When engaging with partners and training participants, I often hear a perception that some impact evaluation methods are universally more “rigorous” than others. Specifically, randomized controlled trials (RCTs) are often referred to as the “most rigorous,” with quasi-experimental methods perceived as “almost as good.” 

What this language and perception misses is that an impact evaluation is only ever as good as its assumptions. Instead of choosing an impact evaluation method based on perceived rigor, the more relevant question to ask is: Are the assumptions that make each method credible likely to be met in my context?

What do I mean by assumptions?

Impact evaluations aim to answer a fundamental question: What is the causal impact of a program on an outcome of interest? To answer this, we need to try to understand what would have happened to program participants in the absence of the program—a scenario we can never observe directly unless we find a way to access parallel universes. 

All impact evaluation methods are, at their core, attempts to approximate this unobservable “counterfactual” as credibly as possible, and they do so by creating a comparison group—be it an actual group or an artificially created one—to approximate as closely as possible what would have happened to program participants in the absence of the program. 

Given that all of this happens in a world of potentials, all impact evaluations come with a set of assumptions that have to hold for the comparison group, whether randomized or not, to be a good representation of this unobserved counterfactual. 

In this blog post, I will outline some of the assumptions required in different evaluation designs and discuss how to critically assess these in order to determine what might be the best evaluation design for your specific program and context.

What does this look like in practice?

Imagine that you want to evaluate the success of a soft skills training program designed to help young people succeed in the labor market.
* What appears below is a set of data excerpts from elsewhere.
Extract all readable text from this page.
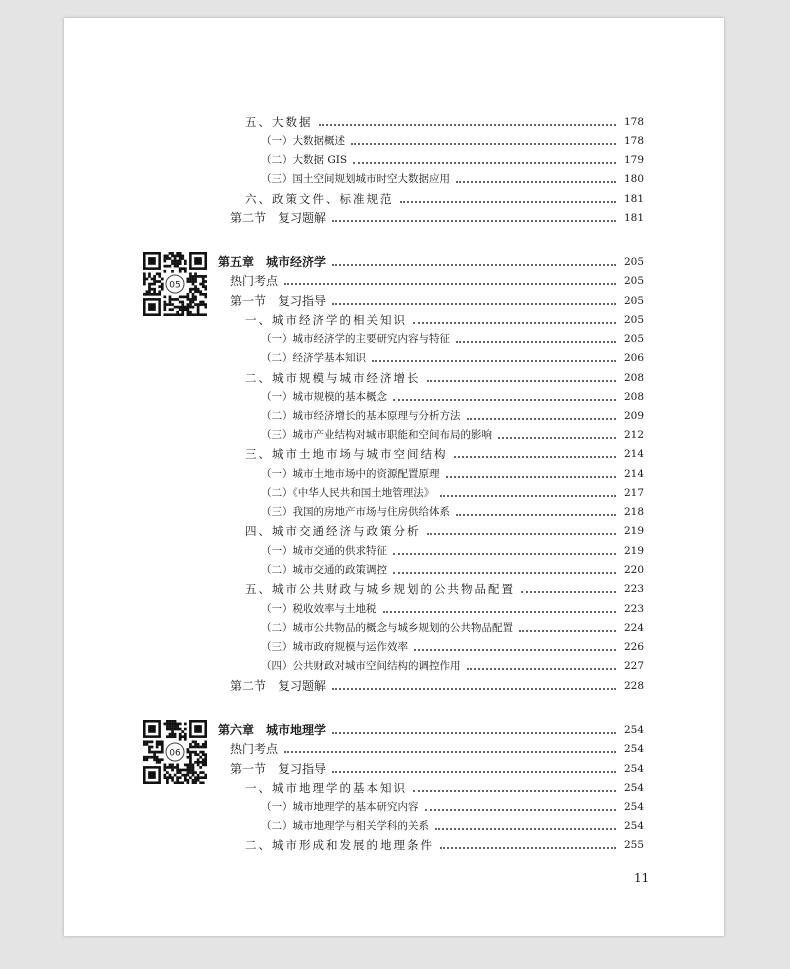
五、大数据	178
（一）大数据概述	178
（二）大数据 GIS	179
（三）国土空间规划城市时空大数据应用	180
六、政策文件、标准规范	181
第二节　复习题解	181
第五章　城市经济学	205
热门考点	205
第一节　复习指导	205
一、城市经济学的相关知识	205
（一）城市经济学的主要研究内容与特征	205
（二）经济学基本知识	206
二、城市规模与城市经济增长	208
（一）城市规模的基本概念	208
（二）城市经济增长的基本原理与分析方法	209
（三）城市产业结构对城市职能和空间布局的影响	212
三、城市土地市场与城市空间结构	214
（一）城市土地市场中的资源配置原理	214
（二）《中华人民共和国土地管理法》	217
（三）我国的房地产市场与住房供给体系	218
四、城市交通经济与政策分析	219
（一）城市交通的供求特征	219
（二）城市交通的政策调控	220
五、城市公共财政与城乡规划的公共物品配置	223
（一）税收效率与土地税	223
（二）城市公共物品的概念与城乡规划的公共物品配置	224
（三）城市政府规模与运作效率	226
（四）公共财政对城市空间结构的调控作用	227
第二节　复习题解	228
第六章　城市地理学	254
热门考点	254
第一节　复习指导	254
一、城市地理学的基本知识	254
（一）城市地理学的基本研究内容	254
（二）城市地理学与相关学科的关系	254
二、城市形成和发展的地理条件	255
05
06
11
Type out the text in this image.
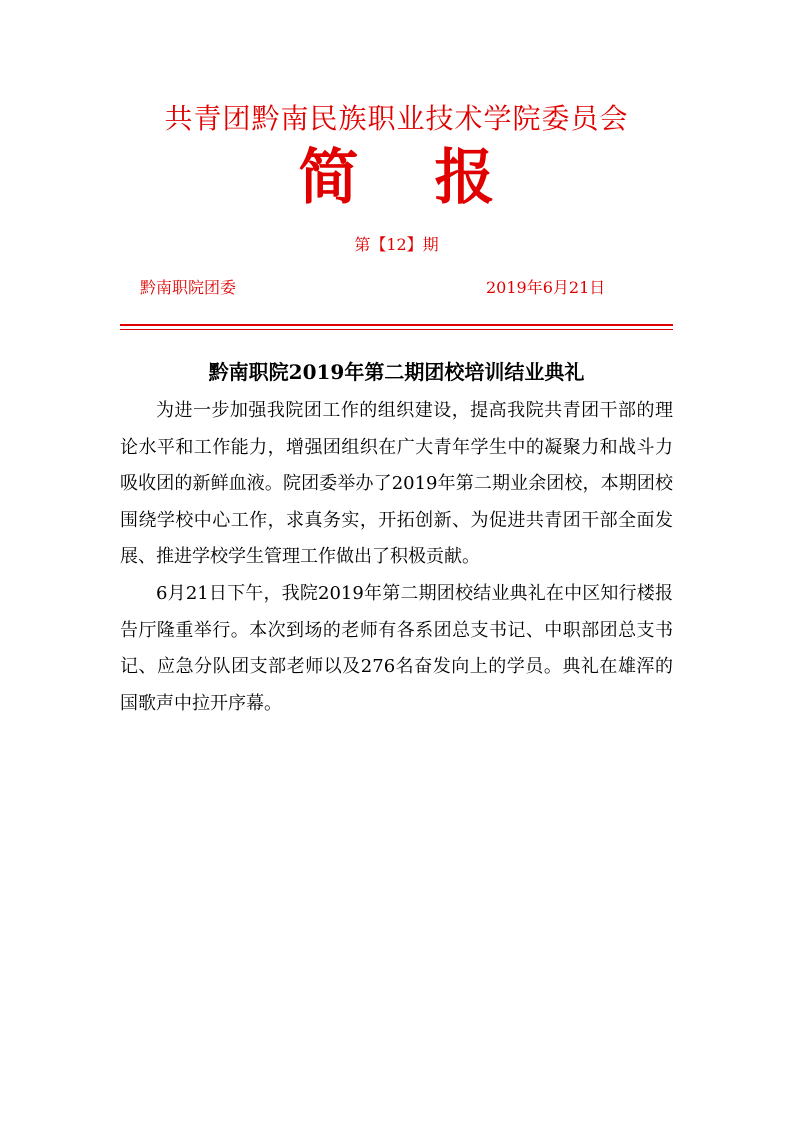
共青团黔南民族职业技术学院委员会
简报
第【12】期
黔南职院团委	2019年6月21日
黔南职院2019年第二期团校培训结业典礼

为进一步加强我院团工作的组织建设，提高我院共青团干部的理论水平和工作能力，增强团组织在广大青年学生中的凝聚力和战斗力吸收团的新鲜血液。院团委举办了2019年第二期业余团校，本期团校围绕学校中心工作，求真务实，开拓创新、为促进共青团干部全面发展、推进学校学生管理工作做出了积极贡献。

6月21日下午，我院2019年第二期团校结业典礼在中区知行楼报告厅隆重举行。本次到场的老师有各系团总支书记、中职部团总支书记、应急分队团支部老师以及276名奋发向上的学员。典礼在雄浑的国歌声中拉开序幕。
We might see that participants’ employment outcomes improve after the training, but how do we know that it is because of the program rather than that they would have found jobs anyway?

To answer this, we need a valid comparison group that represents what would have happened without the program. Let’s look at three frequently used designs and discuss how to consider whether the assumptions are likely to hold in each of them.

Randomized evaluations

In a randomized evaluation of this training program, individuals (or groups) are randomly assigned to be offered the training (the treatment group) or not (the comparison group). Due to the randomization, the group will be similar on average before the program is implemented, and the program’s impact can be estimated by comparing the employment outcomes of those in the treatment group to those in the comparison group.

Several assumptions need to hold for this comparison to credibly estimate program impact. One is that the allocation is actually random. The random allocation can break down if there is a miscommunication in who should receive the program, or if the implementers or the people in the evaluation have discretion over who ultimately gets access to the program. Another assumption is that the people in the comparison group don’t change their behavior simply because they are part of the evaluation, e.g., because they are being observed or because they expect to get access to the program in the future.

When these (or other) assumptions fail, the comparison group might no longer be a good estimate of what the treatment group would look like without the program, and differences in employment outcomes may no longer only reflect the effect of the training.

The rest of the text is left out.